Sans plus attendre, elle entra avant que l'ascenseur ne se referme. Dorénavant, il n'y avait plus que Marie pour la sauver.
Elle se précipita dans sa chambre et l'attendit toute la journée. Chantal ne vint même pas la chercher lorsque l'heure du déjeuner sonna, et elle en fut ravie. Toutes ses pensées étaient maintenant tournées vers son seul espoir de sortir d'ici, mais aussi vers un garçon nommé Mathias.
Elle se demandait encore et encore pourquoi il avait fait ça. En tout cas, s'il pensait se racheter, c'était raté. Rien ne pourra jamais lui faire oublier qu'il a tenté de la tuer.
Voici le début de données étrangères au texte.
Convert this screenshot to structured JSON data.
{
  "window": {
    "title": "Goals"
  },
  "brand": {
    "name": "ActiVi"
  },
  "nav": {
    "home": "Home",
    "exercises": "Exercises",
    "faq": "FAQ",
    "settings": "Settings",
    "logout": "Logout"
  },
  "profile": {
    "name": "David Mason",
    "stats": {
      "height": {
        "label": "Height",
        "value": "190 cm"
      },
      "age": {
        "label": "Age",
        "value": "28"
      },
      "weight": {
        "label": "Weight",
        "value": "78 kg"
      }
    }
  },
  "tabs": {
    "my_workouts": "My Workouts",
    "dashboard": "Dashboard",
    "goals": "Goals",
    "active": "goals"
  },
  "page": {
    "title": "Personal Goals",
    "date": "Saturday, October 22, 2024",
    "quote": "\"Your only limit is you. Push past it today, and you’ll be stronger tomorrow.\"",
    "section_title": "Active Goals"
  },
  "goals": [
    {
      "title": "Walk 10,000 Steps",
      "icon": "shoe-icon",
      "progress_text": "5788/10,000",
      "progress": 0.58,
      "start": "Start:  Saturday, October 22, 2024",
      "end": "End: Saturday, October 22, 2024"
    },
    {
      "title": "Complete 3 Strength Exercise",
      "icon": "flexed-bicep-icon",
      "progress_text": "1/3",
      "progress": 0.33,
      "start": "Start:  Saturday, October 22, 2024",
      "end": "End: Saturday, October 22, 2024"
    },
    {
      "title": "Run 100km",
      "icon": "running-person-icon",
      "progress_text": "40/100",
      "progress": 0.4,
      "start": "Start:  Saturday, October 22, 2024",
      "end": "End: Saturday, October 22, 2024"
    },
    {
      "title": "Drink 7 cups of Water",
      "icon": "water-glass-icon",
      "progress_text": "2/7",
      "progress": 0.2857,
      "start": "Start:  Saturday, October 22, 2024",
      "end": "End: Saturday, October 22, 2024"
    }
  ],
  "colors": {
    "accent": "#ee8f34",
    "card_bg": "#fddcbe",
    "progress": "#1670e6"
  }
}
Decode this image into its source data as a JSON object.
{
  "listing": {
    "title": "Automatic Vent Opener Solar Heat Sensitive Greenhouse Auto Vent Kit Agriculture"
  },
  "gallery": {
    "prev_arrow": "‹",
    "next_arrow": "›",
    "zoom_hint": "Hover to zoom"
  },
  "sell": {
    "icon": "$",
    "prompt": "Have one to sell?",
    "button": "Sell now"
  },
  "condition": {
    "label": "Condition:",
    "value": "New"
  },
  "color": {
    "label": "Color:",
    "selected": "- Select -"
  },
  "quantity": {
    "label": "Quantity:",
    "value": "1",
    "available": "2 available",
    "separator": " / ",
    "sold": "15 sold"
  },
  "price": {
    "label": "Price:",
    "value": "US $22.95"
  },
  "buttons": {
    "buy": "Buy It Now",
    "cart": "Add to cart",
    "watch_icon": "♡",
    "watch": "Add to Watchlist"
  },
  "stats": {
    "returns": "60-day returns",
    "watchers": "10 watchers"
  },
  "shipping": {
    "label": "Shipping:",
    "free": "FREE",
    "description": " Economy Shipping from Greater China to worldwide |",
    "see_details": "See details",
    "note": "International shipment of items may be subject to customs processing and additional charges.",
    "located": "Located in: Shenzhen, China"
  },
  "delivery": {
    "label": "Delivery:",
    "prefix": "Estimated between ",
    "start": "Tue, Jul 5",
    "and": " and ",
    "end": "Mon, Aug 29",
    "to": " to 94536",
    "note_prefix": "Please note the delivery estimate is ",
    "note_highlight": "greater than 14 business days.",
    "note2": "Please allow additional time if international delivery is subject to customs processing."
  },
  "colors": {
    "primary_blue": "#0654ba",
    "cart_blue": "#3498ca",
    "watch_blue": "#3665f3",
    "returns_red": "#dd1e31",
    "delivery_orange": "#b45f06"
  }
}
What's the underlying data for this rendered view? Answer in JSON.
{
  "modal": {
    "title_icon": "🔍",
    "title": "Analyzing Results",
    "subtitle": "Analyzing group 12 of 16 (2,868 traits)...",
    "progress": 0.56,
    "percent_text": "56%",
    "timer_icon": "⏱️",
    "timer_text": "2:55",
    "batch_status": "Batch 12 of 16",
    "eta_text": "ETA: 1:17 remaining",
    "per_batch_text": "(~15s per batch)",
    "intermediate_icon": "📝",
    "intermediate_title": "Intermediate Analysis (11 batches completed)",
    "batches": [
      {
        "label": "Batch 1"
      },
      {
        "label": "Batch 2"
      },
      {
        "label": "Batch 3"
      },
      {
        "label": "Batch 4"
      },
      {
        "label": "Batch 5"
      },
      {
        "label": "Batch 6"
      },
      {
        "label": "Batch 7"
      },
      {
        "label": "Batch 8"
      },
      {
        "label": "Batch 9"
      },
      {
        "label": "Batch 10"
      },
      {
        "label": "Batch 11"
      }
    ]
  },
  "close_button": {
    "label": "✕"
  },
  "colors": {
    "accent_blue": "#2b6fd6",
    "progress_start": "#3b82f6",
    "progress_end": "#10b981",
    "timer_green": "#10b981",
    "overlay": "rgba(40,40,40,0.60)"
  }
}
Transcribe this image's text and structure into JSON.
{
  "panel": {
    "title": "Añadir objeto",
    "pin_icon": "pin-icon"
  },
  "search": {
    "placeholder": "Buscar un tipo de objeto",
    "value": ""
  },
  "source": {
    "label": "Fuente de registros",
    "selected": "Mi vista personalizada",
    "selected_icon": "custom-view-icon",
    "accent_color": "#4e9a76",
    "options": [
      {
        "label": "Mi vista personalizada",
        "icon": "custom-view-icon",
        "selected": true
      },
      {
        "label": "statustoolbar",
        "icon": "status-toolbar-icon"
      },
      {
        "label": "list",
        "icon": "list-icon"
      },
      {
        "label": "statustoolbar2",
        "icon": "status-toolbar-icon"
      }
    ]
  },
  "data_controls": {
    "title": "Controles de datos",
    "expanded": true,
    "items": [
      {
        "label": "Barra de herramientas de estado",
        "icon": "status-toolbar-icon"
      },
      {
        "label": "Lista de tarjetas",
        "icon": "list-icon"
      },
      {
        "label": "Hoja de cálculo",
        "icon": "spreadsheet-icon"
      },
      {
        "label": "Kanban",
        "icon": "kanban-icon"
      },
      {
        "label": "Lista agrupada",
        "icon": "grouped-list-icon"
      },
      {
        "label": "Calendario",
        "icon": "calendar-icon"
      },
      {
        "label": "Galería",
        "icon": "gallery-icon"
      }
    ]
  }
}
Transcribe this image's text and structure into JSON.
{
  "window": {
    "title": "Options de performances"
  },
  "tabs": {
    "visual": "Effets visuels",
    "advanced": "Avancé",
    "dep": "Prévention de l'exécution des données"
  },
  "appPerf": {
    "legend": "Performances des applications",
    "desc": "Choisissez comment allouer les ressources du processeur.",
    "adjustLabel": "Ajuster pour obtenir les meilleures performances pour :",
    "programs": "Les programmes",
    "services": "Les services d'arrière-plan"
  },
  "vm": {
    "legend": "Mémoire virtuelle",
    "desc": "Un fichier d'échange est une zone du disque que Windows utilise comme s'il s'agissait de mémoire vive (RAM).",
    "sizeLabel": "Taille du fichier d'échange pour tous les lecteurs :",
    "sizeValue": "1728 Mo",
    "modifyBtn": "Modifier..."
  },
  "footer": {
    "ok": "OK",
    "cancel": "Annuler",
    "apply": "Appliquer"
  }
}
Rien.
_Qu'il aille se faire foutre ! Cria-t-elle, en colère.
Elle était en colère contre lui, contre Chantal, contre elle-même et contre Marie qui n'arrivait pas. Cela faisait des heures qu'elle l'attendait et elle ne donnait aucun signe de vie. Peut-être qu'elle ne viendra jamais ?
Alison repoussa cette pensée, nerveuse. Elle avait dit qu'elle le ferait, alors elle viendra. Il était dix-huit heures, elle pouvait encore venir. Elle ne pouvait pas la laisser tomber comme cela. C'était impossible.
Des petits coups à la porte stoppèrent ses pensées. Elle se leva et ouvrit avant que Chantal ne le fasse brutalement.
Sauf que ce n'était pas Chantal. C'était Mathias.
Elle voulut lui claquer la porte au visage, mais il la bloqua avec son pied.
_Va-t-en ! Cria-t-elle, au bord de l'hystérie. Dégage !
Son cri s'était transformé en un couinement tellement la peur lui tordait les tripes.
_Je t'en prie, laisse-moi entrer...
_Non ! Casse-toi !
Elle essaya vainement de refermer la porte, mais il la repoussa d'un geste brusque et la jeune fille fut projetée par terre. Mathias, quant à lui, prit la chaise et s'en servit pour bloquer la porte.
Alison vit la scène d'hier se dérouler à nouveau sous ses yeux et se releva pour fuir au bout de la pièce. Mathias la regardait d'un air désolé et s'avança.